Historical websites offer a new and interactive way to experience and research history. Three such tools are interesting examples. https://www.medici.org is a website which links readers to a vast database (over 4 million items) that covers documents kept by the Medici family covering everyday life in Florence from the 16th to the 18th century. https://ancestry.ca is a genealogical website which provides access to personal and private data, immigration records, war records, census records and many other items that can assist individuals trying to establish their ancestry and genealogy. https://darwinproject.ac.uk is a website linking to a database containing more than 8,000 letters written by or to Charles Darwin.
The Darwin Project is a British website managed by the University of Cambridge. Charles Darwin wrote and received letters over his lifetime in order to study and obtain information for his scientific observations, so access to these letters provides a view into Darwin’s scientific study, and also his personal world. The website offers users the ability to search the database, and also provides scholarly blogs based on academic research. There are materials directed at high school students, post-graduate students and professional historians. The authors of this website have recognized that many users will not have the knowledge or ability to search the database and make it easy to navigate, while offering some pre-packaged information about Darwin’s life and body of work. However, this website does not encompass all of Darwin’s correspondence yet, and meaningful research does require historical background and knowledge.
Ancestry.ca can be a useful website, containing much basic North American information. It is directed at amateur genealogical researchers in an individual way, and encourages users to post their findings in a structured family tree. It offers a free trial period, but then requires a monthly fee to continue a subscription. This is frustrating because much of the information that the site contains can be found, free of charge, elsewhere. An example of this is Canadian Expeditionary Forces service records, which are available on government websites. Another drawback to this site is that genealogical information posted by individuals can be based on hearsay or recollection, without any substantiation. This can result in inaccuracies being passed on and there is no way to dispute it. Marketing of the site, and of site products such as DNA testing, can be overbearing once one has paid the monthly fee.
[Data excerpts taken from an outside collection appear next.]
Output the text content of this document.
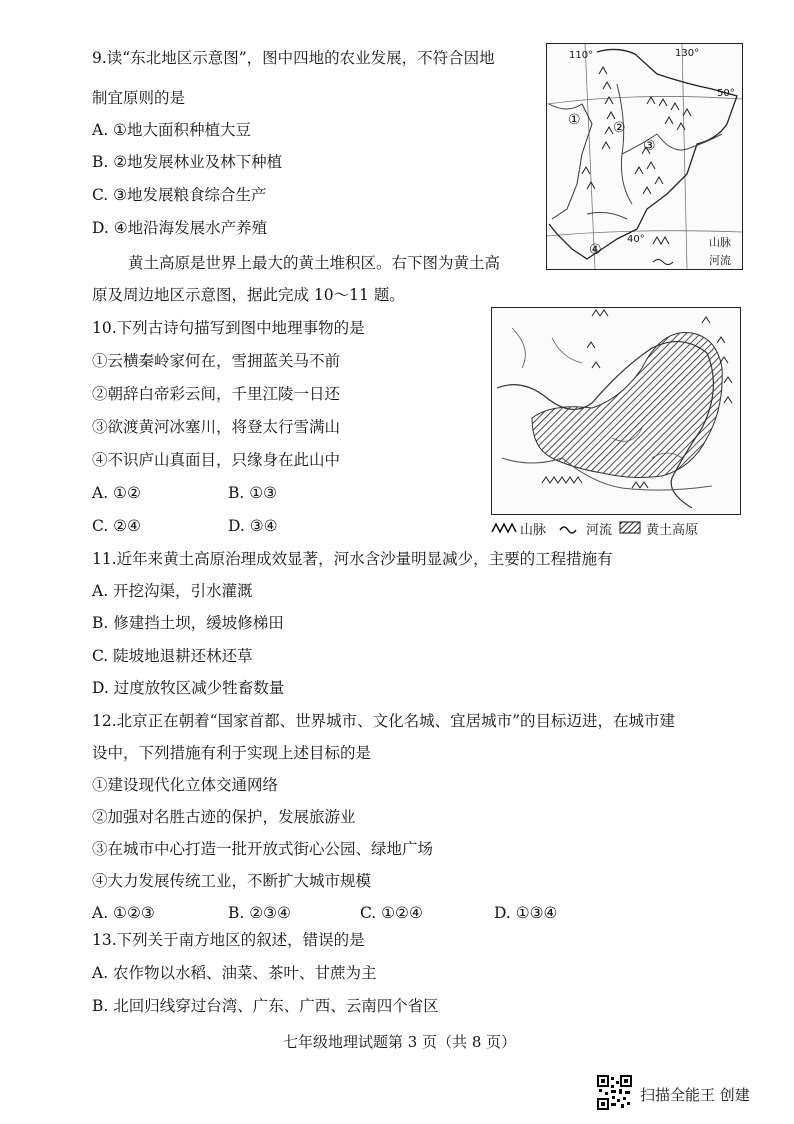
9.读“东北地区示意图”，图中四地的农业发展，不符合因地
制宜原则的是
A. ①地大面积种植大豆
B. ②地发展林业及林下种植
C. ③地发展粮食综合生产
D. ④地沿海发展水产养殖
110°	130°
50°
40°
① ②
③
④	山脉
河流
黄土高原是世界上最大的黄土堆积区。右下图为黄土高
原及周边地区示意图，据此完成 10～11 题。
10.下列古诗句描写到图中地理事物的是
①云横秦岭家何在，雪拥蓝关马不前
②朝辞白帝彩云间，千里江陵一日还
③欲渡黄河冰塞川，将登太行雪满山
④不识庐山真面目，只缘身在此山中
A. ①②	B. ①③
C. ②④	D. ③④	山脉	河流	黄土高原
11.近年来黄土高原治理成效显著，河水含沙量明显减少，主要的工程措施有
A. 开挖沟渠，引水灌溉
B. 修建挡土坝，缓坡修梯田
C. 陡坡地退耕还林还草
D. 过度放牧区减少牲畜数量
12.北京正在朝着“国家首都、世界城市、文化名城、宜居城市”的目标迈进，在城市建
设中，下列措施有利于实现上述目标的是
①建设现代化立体交通网络
②加强对名胜古迹的保护，发展旅游业
③在城市中心打造一批开放式街心公园、绿地广场
④大力发展传统工业，不断扩大城市规模
A. ①②③	B. ②③④	C. ①②④	D. ①③④
13.下列关于南方地区的叙述，错误的是
A. 农作物以水稻、油菜、茶叶、甘蔗为主
B. 北回归线穿过台湾、广东、广西、云南四个省区
七年级地理试题第 3 页（共 8 页）
扫描全能王 创建
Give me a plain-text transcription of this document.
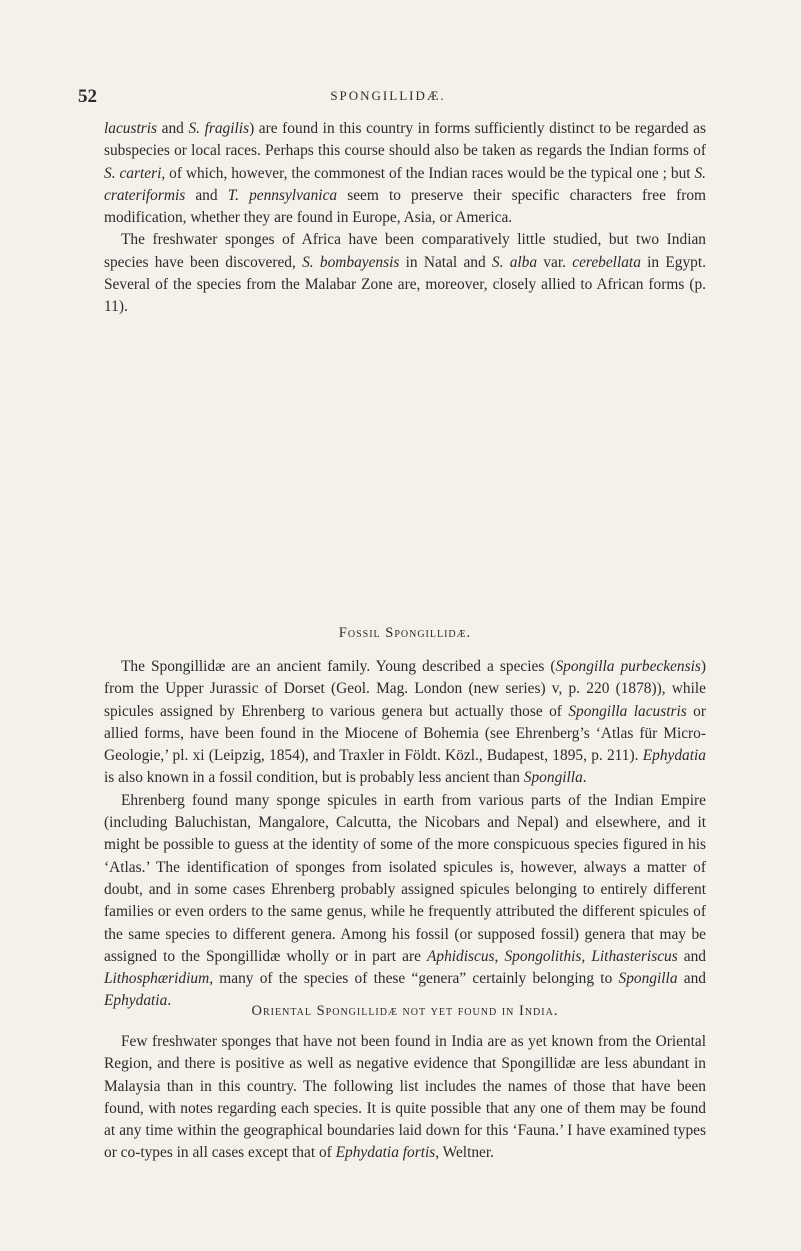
52	SPONGILLIDÆ.

lacustris and S. fragilis) are found in this country in forms sufficiently distinct to be regarded as subspecies or local races. Perhaps this course should also be taken as regards the Indian forms of S. carteri, of which, however, the commonest of the Indian races would be the typical one ; but S. crateriformis and T. pennsylvanica seem to preserve their specific characters free from modification, whether they are found in Europe, Asia, or America.

The freshwater sponges of Africa have been comparatively little studied, but two Indian species have been discovered, S. bombayensis in Natal and S. alba var. cerebellata in Egypt. Several of the species from the Malabar Zone are, moreover, closely allied to African forms (p. 11).

Fossil Spongillidæ.

The Spongillidæ are an ancient family. Young described a species (Spongilla purbeckensis) from the Upper Jurassic of Dorset (Geol. Mag. London (new series) v, p. 220 (1878)), while spicules assigned by Ehrenberg to various genera but actually those of Spongilla lacustris or allied forms, have been found in the Miocene of Bohemia (see Ehrenberg’s ‘Atlas für Micro-Geologie,’ pl. xi (Leipzig, 1854), and Traxler in Földt. Közl., Budapest, 1895, p. 211). Ephydatia is also known in a fossil condition, but is probably less ancient than Spongilla.

Ehrenberg found many sponge spicules in earth from various parts of the Indian Empire (including Baluchistan, Mangalore, Calcutta, the Nicobars and Nepal) and elsewhere, and it might be possible to guess at the identity of some of the more conspicuous species figured in his ‘Atlas.’ The identification of sponges from isolated spicules is, however, always a matter of doubt, and in some cases Ehrenberg probably assigned spicules belonging to entirely different families or even orders to the same genus, while he frequently attributed the different spicules of the same species to different genera. Among his fossil (or supposed fossil) genera that may be assigned to the Spongillidæ wholly or in part are Aphidiscus, Spongolithis, Lithasteriscus and Lithosphæridium, many of the species of these “genera” certainly belonging to Spongilla and Ephydatia.

Oriental Spongillidæ not yet found in India.

Few freshwater sponges that have not been found in India are as yet known from the Oriental Region, and there is positive as well as negative evidence that Spongillidæ are less abundant in Malaysia than in this country. The following list includes the names of those that have been found, with notes regarding each species. It is quite possible that any one of them may be found at any time within the geographical boundaries laid down for this ‘Fauna.’ I have examined types or co-types in all cases except that of Ephydatia fortis, Weltner.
The Medici Project is the most ambitious website of the three, for several reasons. The Medici kept documents on just about everything connected with everyday life, so the data being used is immense. The website describes its mission as serving as an online research institute, so it targets the scholarly community. The material it houses needs to be translated from Italian to English, and while some of that is done for the user it does require background historical knowledge to appreciate this site. It is not as clearly laid out as the Darwin Project website, but offers more scholarly articles, descriptions of academic projects underway, and online courses for those interested. Providing access to an important online research institute, free of charge, almost makes the one criticism seem minuscule, but given the subject matter the website could look prettier.
Moreover, compared with the Darwin Project website, it is more difficult to navigate. It requires a lot of mouse clicks to get where you want to go, as a colleague of mine pointed out, and these days scrolling is more popular and easier. The Darwin Project allows scrolling more freely. (ancestry.ca is out of this discussion, because they charge to navigate further than the first page). The Darwin Project makes one feel that all of the information on the site is freely available, along with scholarly analysis and packaged information. The Medici website made one feel that the scholarly institute owned all the data and was only going to allow glimpses at its own pleasure. This raises the question, who should own historical data, and what responsibility do they have for making it accessible to the public?